At Cheltenham Art Gallery & Museum Arts and Crafts Museum

Aesthetic Jewellery

Aesthetic Jewellery

1

Designed by C R Ashbee and made by the Guild of Handicrafts around 1900.

2

Silver with gold wirework, pearl, garnets, almandines, tourmaline and amethyst. The soft mauves, purples and creamy pearl work well with the silver.

3

The back of this piece has been badly damaged but may have been a brooch, pendant or hair ornament.

4

It is likely that it would have had hanging pendant stones now missing below the amethyst.

5

Peacocks recur in Ashbee's designs and had significance for him as a symbol of the richness of colour and lavish craftsmanship of the Arts and Crafts Movement. Its combination of pride and 'fine feathers' makes it an apt image for jewellery - providing the wearer with beauty by association and a reminder of the sin of pride.
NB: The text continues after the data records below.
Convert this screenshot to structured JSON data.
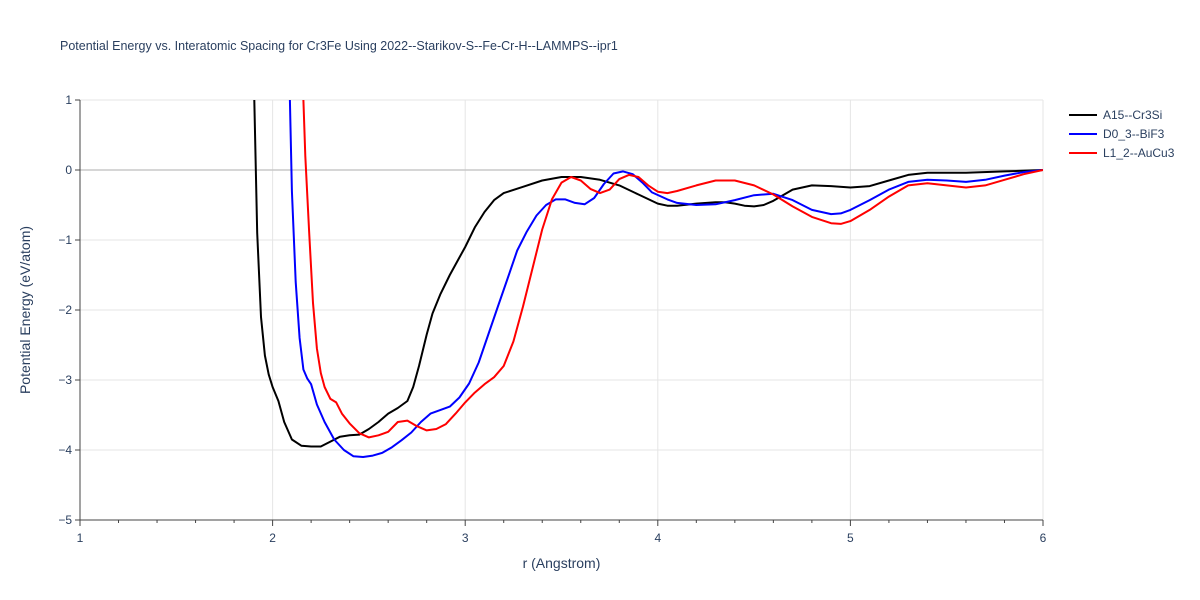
{
  "chart_data": {
    "type": "line",
    "title": "Potential Energy vs. Interatomic Spacing for Cr3Fe Using 2022--Starikov-S--Fe-Cr-H--LAMMPS--ipr1",
    "xlabel": "r (Angstrom)",
    "ylabel": "Potential Energy (eV/atom)",
    "xlim": [
      1,
      6
    ],
    "ylim": [
      -5,
      1
    ],
    "x_ticks": [
      1,
      2,
      3,
      4,
      5,
      6
    ],
    "x_tick_labels": [
      "1",
      "2",
      "3",
      "4",
      "5",
      "6"
    ],
    "y_ticks": [
      1,
      0,
      -1,
      -2,
      -3,
      -4,
      -5
    ],
    "y_tick_labels": [
      "1",
      "0",
      "−1",
      "−2",
      "−3",
      "−4",
      "−5"
    ],
    "grid": true,
    "legend_position": "top-right",
    "series": [
      {
        "name": "A15--Cr3Si",
        "color": "#000000",
        "points": [
          [
            1.905,
            1.0
          ],
          [
            1.92,
            -0.9
          ],
          [
            1.94,
            -2.1
          ],
          [
            1.96,
            -2.65
          ],
          [
            1.98,
            -2.92
          ],
          [
            2.0,
            -3.1
          ],
          [
            2.03,
            -3.3
          ],
          [
            2.06,
            -3.6
          ],
          [
            2.1,
            -3.85
          ],
          [
            2.15,
            -3.94
          ],
          [
            2.2,
            -3.95
          ],
          [
            2.25,
            -3.95
          ],
          [
            2.3,
            -3.88
          ],
          [
            2.35,
            -3.81
          ],
          [
            2.4,
            -3.79
          ],
          [
            2.45,
            -3.78
          ],
          [
            2.5,
            -3.7
          ],
          [
            2.55,
            -3.6
          ],
          [
            2.6,
            -3.48
          ],
          [
            2.65,
            -3.4
          ],
          [
            2.7,
            -3.3
          ],
          [
            2.73,
            -3.1
          ],
          [
            2.76,
            -2.8
          ],
          [
            2.8,
            -2.35
          ],
          [
            2.83,
            -2.05
          ],
          [
            2.87,
            -1.78
          ],
          [
            2.92,
            -1.5
          ],
          [
            2.97,
            -1.25
          ],
          [
            3.0,
            -1.1
          ],
          [
            3.05,
            -0.82
          ],
          [
            3.1,
            -0.6
          ],
          [
            3.15,
            -0.43
          ],
          [
            3.2,
            -0.33
          ],
          [
            3.3,
            -0.24
          ],
          [
            3.4,
            -0.15
          ],
          [
            3.5,
            -0.1
          ],
          [
            3.6,
            -0.1
          ],
          [
            3.7,
            -0.14
          ],
          [
            3.8,
            -0.22
          ],
          [
            3.9,
            -0.35
          ],
          [
            4.0,
            -0.48
          ],
          [
            4.05,
            -0.51
          ],
          [
            4.1,
            -0.51
          ],
          [
            4.2,
            -0.48
          ],
          [
            4.3,
            -0.46
          ],
          [
            4.35,
            -0.46
          ],
          [
            4.4,
            -0.48
          ],
          [
            4.45,
            -0.51
          ],
          [
            4.5,
            -0.52
          ],
          [
            4.55,
            -0.5
          ],
          [
            4.6,
            -0.44
          ],
          [
            4.7,
            -0.28
          ],
          [
            4.8,
            -0.22
          ],
          [
            4.9,
            -0.23
          ],
          [
            5.0,
            -0.25
          ],
          [
            5.1,
            -0.23
          ],
          [
            5.2,
            -0.15
          ],
          [
            5.3,
            -0.07
          ],
          [
            5.4,
            -0.04
          ],
          [
            5.5,
            -0.04
          ],
          [
            5.6,
            -0.04
          ],
          [
            5.8,
            -0.02
          ],
          [
            6.0,
            0.0
          ]
        ]
      },
      {
        "name": "D0_3--BiF3",
        "color": "#0000ff",
        "points": [
          [
            2.09,
            1.0
          ],
          [
            2.1,
            -0.3
          ],
          [
            2.12,
            -1.6
          ],
          [
            2.14,
            -2.4
          ],
          [
            2.16,
            -2.85
          ],
          [
            2.18,
            -2.98
          ],
          [
            2.2,
            -3.06
          ],
          [
            2.23,
            -3.35
          ],
          [
            2.27,
            -3.6
          ],
          [
            2.32,
            -3.85
          ],
          [
            2.37,
            -4.0
          ],
          [
            2.42,
            -4.09
          ],
          [
            2.47,
            -4.1
          ],
          [
            2.52,
            -4.08
          ],
          [
            2.57,
            -4.04
          ],
          [
            2.62,
            -3.96
          ],
          [
            2.67,
            -3.86
          ],
          [
            2.72,
            -3.75
          ],
          [
            2.77,
            -3.6
          ],
          [
            2.82,
            -3.48
          ],
          [
            2.87,
            -3.43
          ],
          [
            2.92,
            -3.38
          ],
          [
            2.97,
            -3.25
          ],
          [
            3.02,
            -3.05
          ],
          [
            3.07,
            -2.75
          ],
          [
            3.12,
            -2.35
          ],
          [
            3.17,
            -1.95
          ],
          [
            3.22,
            -1.55
          ],
          [
            3.27,
            -1.15
          ],
          [
            3.32,
            -0.88
          ],
          [
            3.37,
            -0.65
          ],
          [
            3.42,
            -0.5
          ],
          [
            3.47,
            -0.42
          ],
          [
            3.52,
            -0.42
          ],
          [
            3.57,
            -0.47
          ],
          [
            3.62,
            -0.49
          ],
          [
            3.67,
            -0.4
          ],
          [
            3.72,
            -0.2
          ],
          [
            3.77,
            -0.05
          ],
          [
            3.82,
            -0.02
          ],
          [
            3.87,
            -0.06
          ],
          [
            3.92,
            -0.18
          ],
          [
            3.97,
            -0.32
          ],
          [
            4.05,
            -0.42
          ],
          [
            4.1,
            -0.47
          ],
          [
            4.2,
            -0.5
          ],
          [
            4.3,
            -0.49
          ],
          [
            4.4,
            -0.43
          ],
          [
            4.5,
            -0.36
          ],
          [
            4.6,
            -0.34
          ],
          [
            4.7,
            -0.43
          ],
          [
            4.8,
            -0.57
          ],
          [
            4.9,
            -0.63
          ],
          [
            4.95,
            -0.62
          ],
          [
            5.0,
            -0.57
          ],
          [
            5.1,
            -0.43
          ],
          [
            5.2,
            -0.28
          ],
          [
            5.3,
            -0.17
          ],
          [
            5.4,
            -0.14
          ],
          [
            5.5,
            -0.15
          ],
          [
            5.6,
            -0.17
          ],
          [
            5.7,
            -0.14
          ],
          [
            5.8,
            -0.08
          ],
          [
            5.9,
            -0.03
          ],
          [
            6.0,
            0.0
          ]
        ]
      },
      {
        "name": "L1_2--AuCu3",
        "color": "#ff0000",
        "points": [
          [
            2.16,
            1.0
          ],
          [
            2.17,
            0.2
          ],
          [
            2.19,
            -0.9
          ],
          [
            2.21,
            -1.9
          ],
          [
            2.23,
            -2.55
          ],
          [
            2.25,
            -2.9
          ],
          [
            2.27,
            -3.1
          ],
          [
            2.3,
            -3.27
          ],
          [
            2.33,
            -3.32
          ],
          [
            2.36,
            -3.48
          ],
          [
            2.4,
            -3.62
          ],
          [
            2.45,
            -3.76
          ],
          [
            2.5,
            -3.82
          ],
          [
            2.55,
            -3.79
          ],
          [
            2.6,
            -3.74
          ],
          [
            2.65,
            -3.6
          ],
          [
            2.7,
            -3.58
          ],
          [
            2.75,
            -3.66
          ],
          [
            2.8,
            -3.72
          ],
          [
            2.85,
            -3.7
          ],
          [
            2.9,
            -3.63
          ],
          [
            2.95,
            -3.48
          ],
          [
            3.0,
            -3.32
          ],
          [
            3.05,
            -3.18
          ],
          [
            3.1,
            -3.06
          ],
          [
            3.15,
            -2.96
          ],
          [
            3.2,
            -2.8
          ],
          [
            3.25,
            -2.45
          ],
          [
            3.3,
            -1.95
          ],
          [
            3.35,
            -1.4
          ],
          [
            3.4,
            -0.85
          ],
          [
            3.45,
            -0.42
          ],
          [
            3.5,
            -0.18
          ],
          [
            3.55,
            -0.1
          ],
          [
            3.6,
            -0.15
          ],
          [
            3.65,
            -0.27
          ],
          [
            3.7,
            -0.33
          ],
          [
            3.75,
            -0.28
          ],
          [
            3.8,
            -0.13
          ],
          [
            3.85,
            -0.07
          ],
          [
            3.9,
            -0.1
          ],
          [
            3.95,
            -0.22
          ],
          [
            4.0,
            -0.31
          ],
          [
            4.05,
            -0.33
          ],
          [
            4.1,
            -0.3
          ],
          [
            4.2,
            -0.22
          ],
          [
            4.3,
            -0.15
          ],
          [
            4.4,
            -0.15
          ],
          [
            4.5,
            -0.22
          ],
          [
            4.6,
            -0.35
          ],
          [
            4.7,
            -0.52
          ],
          [
            4.8,
            -0.67
          ],
          [
            4.9,
            -0.76
          ],
          [
            4.95,
            -0.77
          ],
          [
            5.0,
            -0.73
          ],
          [
            5.1,
            -0.57
          ],
          [
            5.2,
            -0.38
          ],
          [
            5.3,
            -0.22
          ],
          [
            5.4,
            -0.19
          ],
          [
            5.5,
            -0.22
          ],
          [
            5.6,
            -0.25
          ],
          [
            5.7,
            -0.22
          ],
          [
            5.8,
            -0.14
          ],
          [
            5.9,
            -0.06
          ],
          [
            6.0,
            0.0
          ]
        ]
      }
    ]
  }
}
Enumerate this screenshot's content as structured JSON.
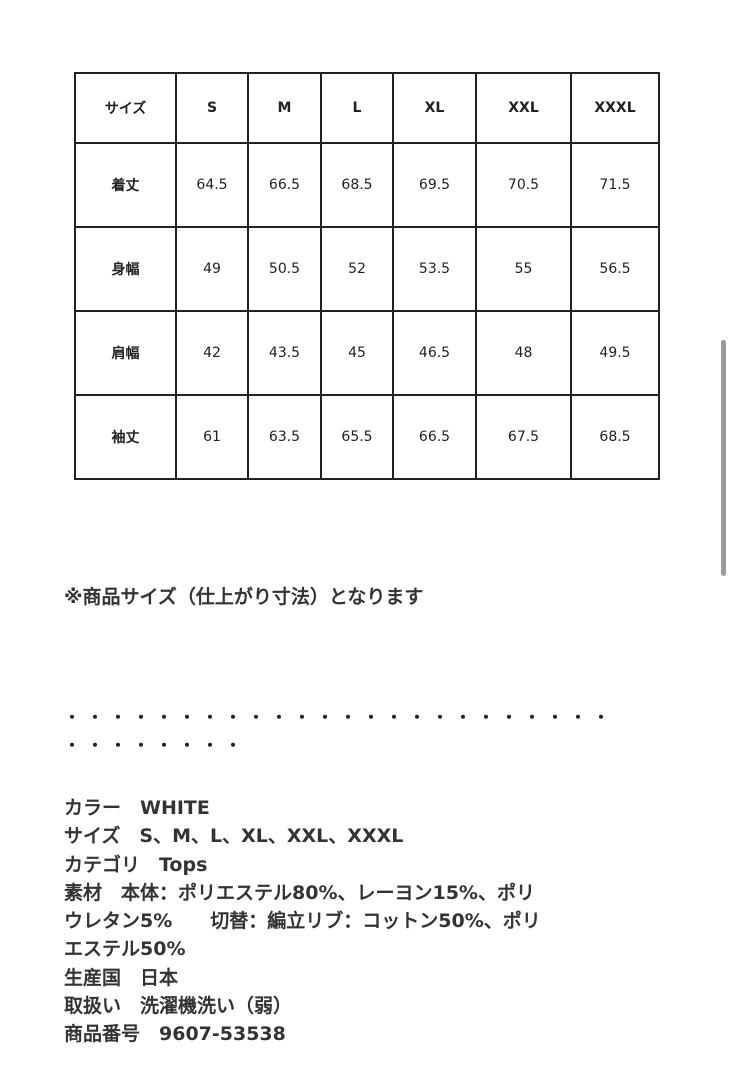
{
  "size_table": {
    "headers": [
      "サイズ",
      "S",
      "M",
      "L",
      "XL",
      "XXL",
      "XXXL"
    ],
    "rows": [
      {
        "label": "着丈",
        "values": [
          "64.5",
          "66.5",
          "68.5",
          "69.5",
          "70.5",
          "71.5"
        ]
      },
      {
        "label": "身幅",
        "values": [
          "49",
          "50.5",
          "52",
          "53.5",
          "55",
          "56.5"
        ]
      },
      {
        "label": "肩幅",
        "values": [
          "42",
          "43.5",
          "45",
          "46.5",
          "48",
          "49.5"
        ]
      },
      {
        "label": "袖丈",
        "values": [
          "61",
          "63.5",
          "65.5",
          "66.5",
          "67.5",
          "68.5"
        ]
      }
    ]
  },
  "note": "※商品サイズ（仕上がり寸法）となります",
  "divider_dots": [
    "・・・・・・・・・・・・・・・・・・・・・・・・",
    "・・・・・・・・"
  ],
  "details": [
    "カラー　WHITE",
    "サイズ　S、M、L、XL、XXL、XXXL",
    "カテゴリ　Tops",
    "素材　本体：ポリエステル80%、レーヨン15%、ポリ",
    "ウレタン5%　　切替：編立リブ：コットン50%、ポリ",
    "エステル50%",
    "生産国　日本",
    "取扱い　洗濯機洗い（弱）",
    "商品番号　9607-53538"
  ]
}
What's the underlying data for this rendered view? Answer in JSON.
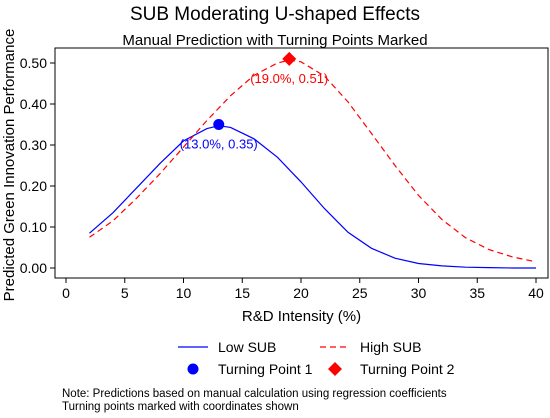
{
  "chart_data": {
    "type": "line",
    "title": "SUB Moderating U-shaped Effects",
    "subtitle": "Manual Prediction with Turning Points Marked",
    "xlabel": "R&D Intensity (%)",
    "ylabel": "Predicted Green Innovation Performance",
    "xlim": [
      0,
      40
    ],
    "ylim": [
      0,
      0.53
    ],
    "x_ticks": [
      0,
      5,
      10,
      15,
      20,
      25,
      30,
      35,
      40
    ],
    "x_tick_labels": [
      "0",
      "5",
      "10",
      "15",
      "20",
      "25",
      "30",
      "35",
      "40"
    ],
    "y_ticks": [
      0,
      0.1,
      0.2,
      0.3,
      0.4,
      0.5
    ],
    "y_tick_labels": [
      "0.00",
      "0.10",
      "0.20",
      "0.30",
      "0.40",
      "0.50"
    ],
    "grid": false,
    "legend_position": "bottom",
    "series": [
      {
        "name": "Low SUB",
        "color": "#0000ff",
        "line_style": "solid",
        "x": [
          2,
          4,
          6,
          8,
          10,
          12,
          13,
          14,
          16,
          18,
          20,
          22,
          24,
          26,
          28,
          30,
          32,
          34,
          36,
          38,
          40
        ],
        "y": [
          0.085,
          0.135,
          0.195,
          0.255,
          0.31,
          0.34,
          0.347,
          0.343,
          0.315,
          0.27,
          0.21,
          0.145,
          0.087,
          0.048,
          0.024,
          0.011,
          0.005,
          0.002,
          0.001,
          0.0,
          0.0
        ]
      },
      {
        "name": "High SUB",
        "color": "#ff0000",
        "line_style": "dashed",
        "x": [
          2,
          4,
          6,
          8,
          10,
          12,
          14,
          16,
          18,
          19,
          20,
          22,
          24,
          26,
          28,
          30,
          32,
          34,
          36,
          38,
          40
        ],
        "y": [
          0.075,
          0.115,
          0.17,
          0.23,
          0.295,
          0.36,
          0.42,
          0.47,
          0.5,
          0.507,
          0.503,
          0.468,
          0.405,
          0.328,
          0.25,
          0.177,
          0.118,
          0.074,
          0.045,
          0.027,
          0.015
        ]
      }
    ],
    "turning_points": [
      {
        "name": "Turning Point 1",
        "x": 13,
        "y": 0.35,
        "color": "#0000ff",
        "marker": "circle",
        "label": "(13.0%, 0.35)"
      },
      {
        "name": "Turning Point 2",
        "x": 19,
        "y": 0.51,
        "color": "#ff0000",
        "marker": "diamond",
        "label": "(19.0%, 0.51)"
      }
    ],
    "note": [
      "Note: Predictions based on manual calculation using regression coefficients",
      "Turning points marked with coordinates shown"
    ]
  }
}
There is also evidence, in a note written by Ashbee about a design by D S MacColl of a peacock and a fountain, that he was conscious of its role as a symbol of the Resurrection, and it seems likely that in his single-minded way he was referring to the resurrection of the crafts. This is a fairly modest example in comparison with the more luxurious peacocks made by the Guild. These items of jewellery varied considerably in technique of making, form and colour.

6

Facet-cut stones are traditionally set high within claws so that light can pass through the flat surfaces and create reflections. These stones have unusually been set with a continuous band of metal, called a bezel, which is drawn up and burnished over the edges to secure the stone.

7

It is curious that Ashbee has stipulated facet-cut garnets as he had declared in 1894 that garnets should always be en cabochon, a continuous soft dome shape to the gemstone.